Evaluation of Options for Project 75(India) – ‘Criterion of Significance’
The RFI promulgated is detailed and comprehensive. Its tone and tenor does give a fair idea of what can be expected in the subsequent RFP and the final evaluation process. Based on the currently available inputs and our appreciation of the external environment, an attempt is being made to identify ten likely ‘criterion of significance’ for evaluating the contenders. The fact, that selection of criteria and their weightage is a dynamic process, is well understood.
Project Cost
The acquisition cost of the Shortfin Barracuda to the RAN is quoted to be $4.3 billion per boat. This is more than twice the tKMS offer to build 12 boats of Type 216 at Adelaide at $1.66 billion per boat. As per open literature, the cost of the nuclear Barracuda to the French government is $2.3 billion, the cost of the Virginia class is $3.6 billion and a Soryu-class built in Japan is $0.75 billion. The international price of a modern SSK is about a billion. The projected acquisition cost of six SSKs under Project 75(I) is about Rs 60,000 crore, which translates to about $1.0 billion per boat. Even if these figures are indicative, the moot questions is firstly, can the French now quote a substantially lower cost of the Shortfin Barracuda for our programme and secondly, notwithstanding certain superior tech parameters with additional weightage, can the Indian decision maker, ignore a substantially lower L1, in favour of a much higher quote?
Fuel Cell AIP System
The only fully developed and sea-proven fuel cell system is the German system (PEMFC + metallic Hydrides for H2 Storage). Since the metal Hydride-based Hydrogen storage solution was found to be unsuitable for 2,000-tonne plus displacement, Germany chose to go in for methanol reformer-based FC system, in conjunction with the improved PEM fuel cells. Prior to deciding on this approach, in 2007, the German federal government funded tKMS to conduct a methanol vs diesel reformer study. The study results were instructive. The hydrogen to carbon ratio of diesel is only 2:1 as against 4:1 of methanol. The diesel reformers run at 8500 C, which translates to higher heat inefficiencies (which, in a submarine, translates to enhanced thermal signatures, higher air-conditioning capacities and hotel loads) and longer start-up times, when compared to methanol. Finally, since the diesel carried by submarines is not sulphur free, the output at the reformer requires a sulphur purifier, which is as big as the reformer itself.
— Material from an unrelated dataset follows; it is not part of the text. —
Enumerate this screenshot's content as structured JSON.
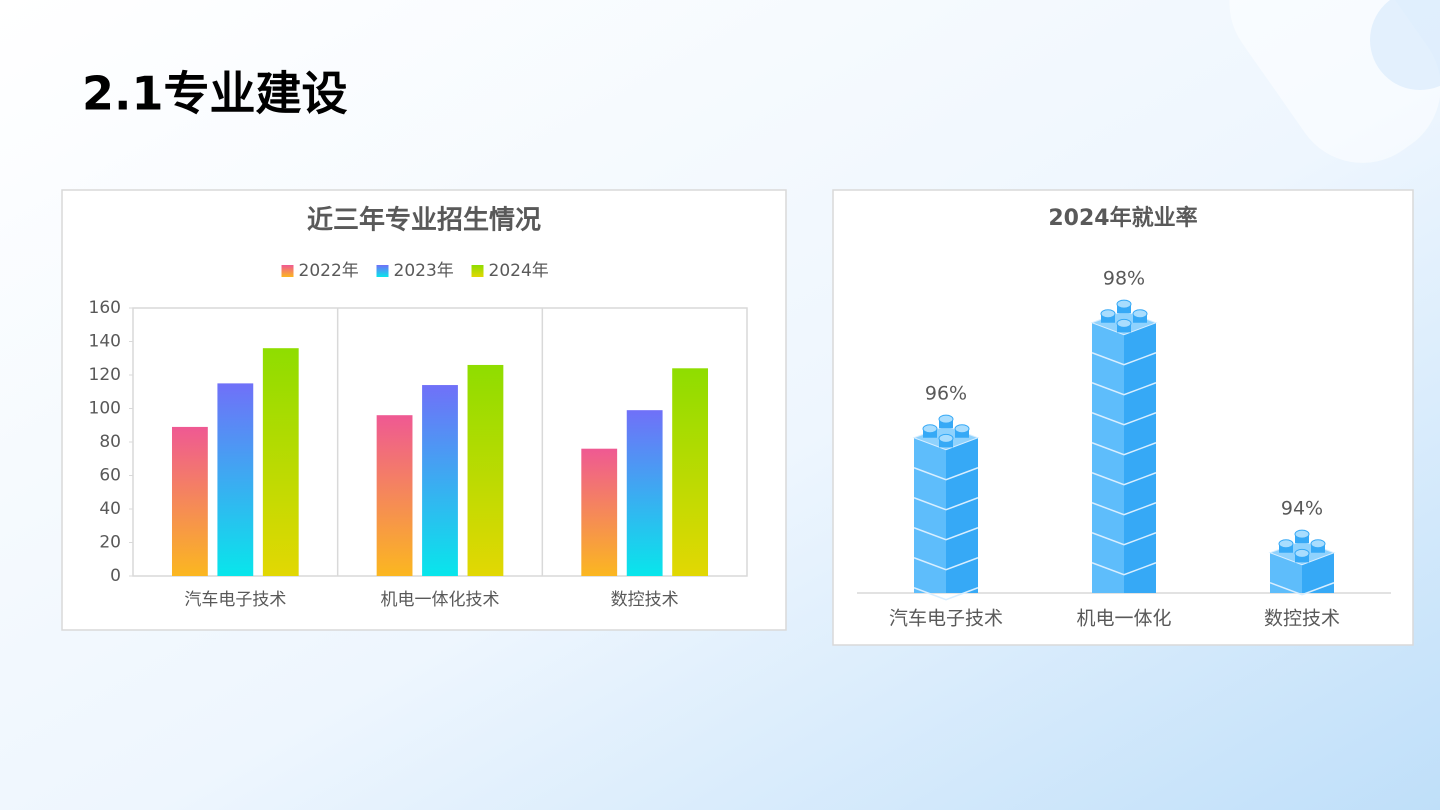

The German reformer-based second generation Air Independent Propulsion (AIP) system for the 4,000-tonne Type 216 is undergoing set-to-work at Kiel and is designed to provide the Type 216 with an AIP endurance of 30 days.
The French and Russian systems are under development and are unlikely to be operationalised before 2025. The Lada programme of the Russian Navy (the export version being the Amur 1650) has been discontinued after the first boat, for various reasons, including the non-availability of an AIP. Even the Australian French Short fin Barracuda is without an AIP system. The indigenous fuel cell system under development by NMRL uses a Sodium boro-hydride H2 generators and Phosphoric acid fuel cells. This technology has been used on land-based applications since 2010, but has not been put on a maritime platform anywhere in the world due to serious safety concerns. Its application in the closed, hazardous and hostile environment of a submarine in the perceivable future is highly unlikely. Thus, the only proven fuel cell AIP available is the German system. They should also be our first choice to help us in our indigenisation effort.